”I presided over the first tobacco litigation for about 10 years,” he continued. “At my Senate hearing for elevation to the Court of Appeals, I conceded quite reluctantly that my language may not have been appropriate for a judicial opinion. I now wish to retract that concession and declare that it wasn’t harsh enough.”
Haddon Lee Sarokin was born in Perth Amboy, N.J., on Nov. 25, 1928, to Samuel and Reebe Sarokin. His father published small local newspapers and a state industrial directory, and his mother worked for the newspapers.
He graduated from Dartmouth College and, in 1953, from Harvard Law School. He was a lawyer for Union County, N.J., in the 1960s but was primarily in private practice until, appointed by President Jimmy Carter, he joined the federal court in Newark in 1979.
His nomination to the Court of Appeals in 1994, by President Bill Clinton, had a tough time in the Senate, with Republicans accusing him of being an irresponsible, soft-on-crime liberal, but it was ultimately approved. Those criticisms surfaced again in 1996, when Judge Sarokin was among several judges who became campaign fodder for Republicans when Mr. Clinton ran for a second term.

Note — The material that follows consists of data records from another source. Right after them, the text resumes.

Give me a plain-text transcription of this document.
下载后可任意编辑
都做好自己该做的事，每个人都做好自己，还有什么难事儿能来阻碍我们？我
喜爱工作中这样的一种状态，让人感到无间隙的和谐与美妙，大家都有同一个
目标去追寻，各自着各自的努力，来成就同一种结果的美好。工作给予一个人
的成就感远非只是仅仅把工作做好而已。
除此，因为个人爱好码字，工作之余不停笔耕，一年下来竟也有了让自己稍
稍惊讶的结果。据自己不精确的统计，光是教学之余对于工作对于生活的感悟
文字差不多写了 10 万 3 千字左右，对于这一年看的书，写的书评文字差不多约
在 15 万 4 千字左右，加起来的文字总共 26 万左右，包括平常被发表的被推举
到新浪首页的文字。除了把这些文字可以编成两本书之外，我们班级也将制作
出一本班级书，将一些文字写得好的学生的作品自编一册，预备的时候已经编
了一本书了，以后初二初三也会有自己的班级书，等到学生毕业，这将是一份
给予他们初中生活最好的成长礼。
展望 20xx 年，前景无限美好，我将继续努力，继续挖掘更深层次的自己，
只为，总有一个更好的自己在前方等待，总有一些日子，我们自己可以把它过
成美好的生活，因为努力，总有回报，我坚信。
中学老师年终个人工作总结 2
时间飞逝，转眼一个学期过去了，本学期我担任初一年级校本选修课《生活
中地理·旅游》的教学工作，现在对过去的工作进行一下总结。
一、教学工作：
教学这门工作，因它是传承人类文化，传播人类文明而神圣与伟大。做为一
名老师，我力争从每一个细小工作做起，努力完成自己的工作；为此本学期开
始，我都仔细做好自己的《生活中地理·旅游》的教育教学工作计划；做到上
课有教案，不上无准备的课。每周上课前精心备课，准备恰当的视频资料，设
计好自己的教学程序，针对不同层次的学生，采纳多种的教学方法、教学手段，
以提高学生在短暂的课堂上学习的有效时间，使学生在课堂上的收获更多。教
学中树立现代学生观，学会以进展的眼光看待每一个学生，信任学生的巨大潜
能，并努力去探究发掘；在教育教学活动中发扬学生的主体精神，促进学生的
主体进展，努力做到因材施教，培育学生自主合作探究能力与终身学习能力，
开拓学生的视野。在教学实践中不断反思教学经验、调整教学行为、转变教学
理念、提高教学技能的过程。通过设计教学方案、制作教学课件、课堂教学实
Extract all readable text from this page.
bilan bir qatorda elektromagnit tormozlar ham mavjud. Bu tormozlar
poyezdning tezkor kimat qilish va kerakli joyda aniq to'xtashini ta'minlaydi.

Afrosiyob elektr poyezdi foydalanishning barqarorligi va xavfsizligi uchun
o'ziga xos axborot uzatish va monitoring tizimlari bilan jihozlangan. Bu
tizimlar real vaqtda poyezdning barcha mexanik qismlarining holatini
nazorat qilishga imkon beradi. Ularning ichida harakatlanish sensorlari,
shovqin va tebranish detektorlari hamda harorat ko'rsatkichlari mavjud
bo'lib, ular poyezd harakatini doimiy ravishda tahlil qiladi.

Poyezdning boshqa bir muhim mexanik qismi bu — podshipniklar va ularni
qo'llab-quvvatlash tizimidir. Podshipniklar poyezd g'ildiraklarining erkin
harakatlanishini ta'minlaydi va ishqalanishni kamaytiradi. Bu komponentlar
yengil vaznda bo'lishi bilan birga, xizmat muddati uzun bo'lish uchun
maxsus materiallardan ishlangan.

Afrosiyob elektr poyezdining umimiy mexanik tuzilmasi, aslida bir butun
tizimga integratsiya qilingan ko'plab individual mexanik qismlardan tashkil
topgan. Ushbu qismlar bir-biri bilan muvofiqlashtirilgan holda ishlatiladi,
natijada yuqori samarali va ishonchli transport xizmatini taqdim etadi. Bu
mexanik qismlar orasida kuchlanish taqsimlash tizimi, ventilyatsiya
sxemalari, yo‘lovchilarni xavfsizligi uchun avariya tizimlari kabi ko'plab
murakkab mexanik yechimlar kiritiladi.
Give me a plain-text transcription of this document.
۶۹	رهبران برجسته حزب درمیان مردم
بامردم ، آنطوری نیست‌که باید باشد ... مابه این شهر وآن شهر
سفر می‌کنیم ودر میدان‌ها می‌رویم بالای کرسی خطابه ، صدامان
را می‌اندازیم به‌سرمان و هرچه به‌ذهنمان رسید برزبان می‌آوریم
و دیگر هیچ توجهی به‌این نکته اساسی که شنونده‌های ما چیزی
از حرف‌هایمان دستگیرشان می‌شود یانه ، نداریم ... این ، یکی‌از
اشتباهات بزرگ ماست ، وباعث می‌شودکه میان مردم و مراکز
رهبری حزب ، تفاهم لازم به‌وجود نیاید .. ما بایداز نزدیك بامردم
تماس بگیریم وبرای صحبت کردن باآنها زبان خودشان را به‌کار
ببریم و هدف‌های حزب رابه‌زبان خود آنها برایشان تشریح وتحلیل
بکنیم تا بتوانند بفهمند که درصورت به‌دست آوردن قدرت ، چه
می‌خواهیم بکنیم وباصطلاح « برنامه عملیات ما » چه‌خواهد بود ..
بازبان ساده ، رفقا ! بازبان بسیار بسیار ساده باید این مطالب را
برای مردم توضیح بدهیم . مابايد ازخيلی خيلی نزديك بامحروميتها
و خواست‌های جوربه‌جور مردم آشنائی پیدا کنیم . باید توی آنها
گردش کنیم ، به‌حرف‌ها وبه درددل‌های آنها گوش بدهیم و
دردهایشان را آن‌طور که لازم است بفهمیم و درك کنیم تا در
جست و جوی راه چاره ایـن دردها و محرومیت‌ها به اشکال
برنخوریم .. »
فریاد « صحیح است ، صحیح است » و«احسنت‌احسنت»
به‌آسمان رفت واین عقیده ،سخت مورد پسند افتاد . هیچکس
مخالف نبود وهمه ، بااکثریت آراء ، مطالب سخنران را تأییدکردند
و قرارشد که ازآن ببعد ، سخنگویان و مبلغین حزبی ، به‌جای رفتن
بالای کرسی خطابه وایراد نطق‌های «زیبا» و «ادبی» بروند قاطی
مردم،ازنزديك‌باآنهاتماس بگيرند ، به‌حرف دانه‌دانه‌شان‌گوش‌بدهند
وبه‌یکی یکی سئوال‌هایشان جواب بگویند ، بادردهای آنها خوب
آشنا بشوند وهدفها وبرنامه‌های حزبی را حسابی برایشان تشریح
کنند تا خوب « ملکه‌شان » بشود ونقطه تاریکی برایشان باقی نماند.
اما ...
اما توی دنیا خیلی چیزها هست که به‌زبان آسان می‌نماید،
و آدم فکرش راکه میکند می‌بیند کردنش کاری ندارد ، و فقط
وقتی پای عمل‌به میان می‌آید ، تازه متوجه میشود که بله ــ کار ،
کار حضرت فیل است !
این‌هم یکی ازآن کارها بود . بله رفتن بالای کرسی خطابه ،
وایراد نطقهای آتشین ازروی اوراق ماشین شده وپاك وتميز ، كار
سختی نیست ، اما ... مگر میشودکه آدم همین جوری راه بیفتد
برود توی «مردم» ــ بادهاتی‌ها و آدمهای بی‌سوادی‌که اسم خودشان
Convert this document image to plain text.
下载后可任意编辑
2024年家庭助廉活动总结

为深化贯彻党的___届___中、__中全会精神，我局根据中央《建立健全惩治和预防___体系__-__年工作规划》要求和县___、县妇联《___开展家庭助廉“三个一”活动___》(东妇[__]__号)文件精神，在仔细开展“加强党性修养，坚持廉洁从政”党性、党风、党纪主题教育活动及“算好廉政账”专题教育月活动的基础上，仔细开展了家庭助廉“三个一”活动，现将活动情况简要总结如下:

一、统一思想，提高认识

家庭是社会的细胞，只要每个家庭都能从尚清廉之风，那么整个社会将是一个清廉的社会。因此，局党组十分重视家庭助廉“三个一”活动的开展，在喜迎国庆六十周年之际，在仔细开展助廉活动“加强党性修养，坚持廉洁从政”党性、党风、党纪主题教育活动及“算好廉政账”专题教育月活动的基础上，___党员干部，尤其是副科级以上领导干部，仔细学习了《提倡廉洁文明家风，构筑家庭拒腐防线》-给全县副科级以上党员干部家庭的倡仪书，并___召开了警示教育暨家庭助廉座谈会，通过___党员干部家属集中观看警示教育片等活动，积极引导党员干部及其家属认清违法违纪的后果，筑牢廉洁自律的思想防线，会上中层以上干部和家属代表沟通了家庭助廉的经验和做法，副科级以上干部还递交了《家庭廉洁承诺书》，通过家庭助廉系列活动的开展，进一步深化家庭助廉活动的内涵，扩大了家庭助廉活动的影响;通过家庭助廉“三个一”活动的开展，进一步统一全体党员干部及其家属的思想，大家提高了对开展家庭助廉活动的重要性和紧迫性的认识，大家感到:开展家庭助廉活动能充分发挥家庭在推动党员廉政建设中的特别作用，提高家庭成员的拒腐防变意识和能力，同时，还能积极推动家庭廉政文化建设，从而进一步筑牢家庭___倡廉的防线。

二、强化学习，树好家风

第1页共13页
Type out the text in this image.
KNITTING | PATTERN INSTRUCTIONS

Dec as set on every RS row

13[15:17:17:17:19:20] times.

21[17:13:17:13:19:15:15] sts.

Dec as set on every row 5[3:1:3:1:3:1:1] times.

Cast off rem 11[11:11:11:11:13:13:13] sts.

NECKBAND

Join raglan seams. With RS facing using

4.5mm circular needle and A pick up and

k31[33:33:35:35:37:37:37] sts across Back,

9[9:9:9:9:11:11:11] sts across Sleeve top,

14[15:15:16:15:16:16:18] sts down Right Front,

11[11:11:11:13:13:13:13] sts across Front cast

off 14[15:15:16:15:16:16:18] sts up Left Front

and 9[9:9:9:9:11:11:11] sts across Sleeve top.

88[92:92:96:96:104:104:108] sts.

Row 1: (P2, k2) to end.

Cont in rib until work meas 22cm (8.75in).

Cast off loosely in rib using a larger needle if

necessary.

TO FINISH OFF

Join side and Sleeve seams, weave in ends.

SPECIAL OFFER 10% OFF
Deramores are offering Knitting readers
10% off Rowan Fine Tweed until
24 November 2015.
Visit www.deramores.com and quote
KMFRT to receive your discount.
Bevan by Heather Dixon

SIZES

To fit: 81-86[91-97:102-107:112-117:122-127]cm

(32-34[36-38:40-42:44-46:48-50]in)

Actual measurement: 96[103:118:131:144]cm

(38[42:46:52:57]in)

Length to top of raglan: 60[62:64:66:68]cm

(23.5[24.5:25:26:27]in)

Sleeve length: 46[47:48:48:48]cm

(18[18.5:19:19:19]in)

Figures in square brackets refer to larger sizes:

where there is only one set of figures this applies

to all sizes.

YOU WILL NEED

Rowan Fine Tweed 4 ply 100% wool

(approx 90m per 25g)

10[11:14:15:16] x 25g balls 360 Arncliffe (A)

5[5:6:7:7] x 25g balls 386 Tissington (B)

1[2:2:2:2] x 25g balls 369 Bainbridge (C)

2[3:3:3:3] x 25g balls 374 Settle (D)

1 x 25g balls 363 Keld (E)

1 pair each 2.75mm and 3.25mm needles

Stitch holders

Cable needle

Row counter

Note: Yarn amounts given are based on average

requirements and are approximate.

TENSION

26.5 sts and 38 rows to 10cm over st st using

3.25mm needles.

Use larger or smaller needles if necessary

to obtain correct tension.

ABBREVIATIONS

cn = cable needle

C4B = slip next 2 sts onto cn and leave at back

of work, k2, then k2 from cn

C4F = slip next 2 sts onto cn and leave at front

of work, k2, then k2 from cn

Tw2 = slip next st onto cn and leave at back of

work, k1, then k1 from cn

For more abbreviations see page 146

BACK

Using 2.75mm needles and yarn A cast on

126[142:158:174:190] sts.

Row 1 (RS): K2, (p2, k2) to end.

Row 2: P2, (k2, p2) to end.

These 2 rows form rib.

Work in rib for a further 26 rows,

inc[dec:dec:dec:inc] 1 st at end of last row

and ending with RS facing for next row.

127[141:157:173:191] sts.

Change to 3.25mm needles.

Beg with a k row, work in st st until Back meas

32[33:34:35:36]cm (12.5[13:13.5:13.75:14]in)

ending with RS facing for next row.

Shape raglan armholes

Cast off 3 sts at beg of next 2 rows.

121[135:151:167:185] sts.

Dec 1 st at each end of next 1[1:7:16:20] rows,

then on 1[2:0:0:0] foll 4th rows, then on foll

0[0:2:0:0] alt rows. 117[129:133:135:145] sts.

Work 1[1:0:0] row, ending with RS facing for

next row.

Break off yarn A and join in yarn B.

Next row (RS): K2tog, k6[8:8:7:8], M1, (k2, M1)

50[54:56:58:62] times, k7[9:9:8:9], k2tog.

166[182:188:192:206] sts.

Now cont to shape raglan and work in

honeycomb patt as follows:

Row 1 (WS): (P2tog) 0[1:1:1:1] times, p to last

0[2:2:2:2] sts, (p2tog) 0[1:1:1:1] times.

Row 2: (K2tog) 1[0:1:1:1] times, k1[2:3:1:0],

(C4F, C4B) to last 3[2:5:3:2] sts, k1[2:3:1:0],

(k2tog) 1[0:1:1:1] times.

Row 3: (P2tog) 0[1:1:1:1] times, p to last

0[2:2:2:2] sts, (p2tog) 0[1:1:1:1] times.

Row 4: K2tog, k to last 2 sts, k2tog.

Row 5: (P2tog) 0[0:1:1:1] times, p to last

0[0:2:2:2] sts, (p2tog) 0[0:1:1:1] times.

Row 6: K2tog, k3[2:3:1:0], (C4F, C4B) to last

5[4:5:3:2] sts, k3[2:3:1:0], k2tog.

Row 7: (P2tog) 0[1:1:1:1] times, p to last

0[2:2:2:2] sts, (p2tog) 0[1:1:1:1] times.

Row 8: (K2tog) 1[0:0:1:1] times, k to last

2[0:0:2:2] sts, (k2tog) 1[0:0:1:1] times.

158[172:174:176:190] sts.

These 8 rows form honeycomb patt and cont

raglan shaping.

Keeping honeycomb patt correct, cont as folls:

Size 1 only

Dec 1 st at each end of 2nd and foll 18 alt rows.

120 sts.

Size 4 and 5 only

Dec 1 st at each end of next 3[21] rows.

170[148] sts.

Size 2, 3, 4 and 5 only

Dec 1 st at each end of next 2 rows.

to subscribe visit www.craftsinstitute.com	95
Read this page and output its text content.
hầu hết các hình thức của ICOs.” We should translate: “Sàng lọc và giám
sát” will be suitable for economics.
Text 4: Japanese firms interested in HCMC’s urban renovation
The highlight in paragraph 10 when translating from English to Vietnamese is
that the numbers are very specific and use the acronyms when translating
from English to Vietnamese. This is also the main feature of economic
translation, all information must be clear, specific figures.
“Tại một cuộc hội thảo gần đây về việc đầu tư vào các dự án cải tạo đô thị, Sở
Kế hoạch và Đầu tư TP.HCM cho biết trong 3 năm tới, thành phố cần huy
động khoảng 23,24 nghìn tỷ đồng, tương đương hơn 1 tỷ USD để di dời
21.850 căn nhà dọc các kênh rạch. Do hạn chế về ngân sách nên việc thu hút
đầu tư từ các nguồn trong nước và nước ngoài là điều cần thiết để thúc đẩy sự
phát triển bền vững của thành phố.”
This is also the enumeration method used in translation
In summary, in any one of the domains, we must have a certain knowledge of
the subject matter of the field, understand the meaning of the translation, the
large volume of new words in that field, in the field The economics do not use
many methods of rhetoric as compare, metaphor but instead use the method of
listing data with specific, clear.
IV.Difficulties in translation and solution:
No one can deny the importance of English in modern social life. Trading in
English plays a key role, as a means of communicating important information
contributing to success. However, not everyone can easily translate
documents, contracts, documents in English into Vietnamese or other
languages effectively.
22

He announced that June that he was resigning from the bench. “I see my life’s work and reputation being disparaged on an almost daily basis,” he said at the time, “and I find myself unable to ignore it.”
He denied judicial colleagues’ speculation that his decision was also related to their rejection of what a court administrator called his “extremely unusual” request that he be allowed to move to California, where his children and grandchildren lived, and to commute to the Philadelphia court as needed.
Settling in the San Diego area, Judge Sarokin became a private mediator and arbitrator and wrote commentary on legal and political matters for his own blog and later for HuffPost. He also wrote several plays, staged by a local repertory theater. which addressed issues of social justice and civil rights.